Step 6Sprinkle a clean surface with a handful of spelt flour, place the dough on top of the floured surface, and sprinkle the top with more spelt flour to keep it from sticking to both the counter and the rolling pin. If while you are rolling the dough out it gets sticky, sprinkle a little more flour.
Step 7Roll the dough out to a 9-by-17-inch rectangle. The dough should be about 1/8-inch thick. Using a 4-inch cookie cutter to cut out 8 circles from the dough. Roll out each circle one time in all directions to thin it out a little more.
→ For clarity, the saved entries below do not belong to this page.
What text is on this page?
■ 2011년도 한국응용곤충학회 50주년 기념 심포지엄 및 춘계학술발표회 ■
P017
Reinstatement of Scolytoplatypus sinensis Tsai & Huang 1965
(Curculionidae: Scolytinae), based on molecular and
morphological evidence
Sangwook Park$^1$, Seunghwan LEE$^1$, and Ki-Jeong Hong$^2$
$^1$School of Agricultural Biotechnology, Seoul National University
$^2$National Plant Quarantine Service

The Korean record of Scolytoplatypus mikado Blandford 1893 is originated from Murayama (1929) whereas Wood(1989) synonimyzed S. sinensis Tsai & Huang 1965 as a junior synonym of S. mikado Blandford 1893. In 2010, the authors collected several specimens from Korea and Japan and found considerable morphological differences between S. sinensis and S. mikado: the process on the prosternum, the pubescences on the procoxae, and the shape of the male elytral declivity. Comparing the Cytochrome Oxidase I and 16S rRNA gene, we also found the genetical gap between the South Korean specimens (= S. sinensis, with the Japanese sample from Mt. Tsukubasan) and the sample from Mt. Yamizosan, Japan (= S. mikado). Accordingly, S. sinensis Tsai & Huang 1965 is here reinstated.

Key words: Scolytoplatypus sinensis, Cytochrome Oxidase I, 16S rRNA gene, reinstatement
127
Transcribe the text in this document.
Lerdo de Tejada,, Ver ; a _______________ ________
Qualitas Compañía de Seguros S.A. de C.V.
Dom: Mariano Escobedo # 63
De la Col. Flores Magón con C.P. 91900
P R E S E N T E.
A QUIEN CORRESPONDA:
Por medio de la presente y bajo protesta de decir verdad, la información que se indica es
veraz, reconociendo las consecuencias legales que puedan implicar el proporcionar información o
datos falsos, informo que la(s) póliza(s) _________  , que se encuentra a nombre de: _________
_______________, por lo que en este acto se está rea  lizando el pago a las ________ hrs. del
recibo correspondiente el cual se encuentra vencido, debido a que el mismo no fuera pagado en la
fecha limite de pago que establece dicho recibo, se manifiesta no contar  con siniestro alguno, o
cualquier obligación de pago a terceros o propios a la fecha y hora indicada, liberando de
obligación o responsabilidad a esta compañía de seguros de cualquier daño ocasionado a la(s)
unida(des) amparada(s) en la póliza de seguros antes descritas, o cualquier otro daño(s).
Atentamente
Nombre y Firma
Step 8Heat the oven to 475ºF. Sprinkle a small handful of spelt flour on your baking sheet. Place the dough circles on top of the floured baking sheet. Fill each circle with 1/4 cup of the Brussels sprout-apple filling. Fold the edges together to create a half circle. Press the edge down with a fork to seal. Brush the surface of each empanada with a thin coat of egg.
Step 9Bake until browned, about 25 minutes. Serve immediately.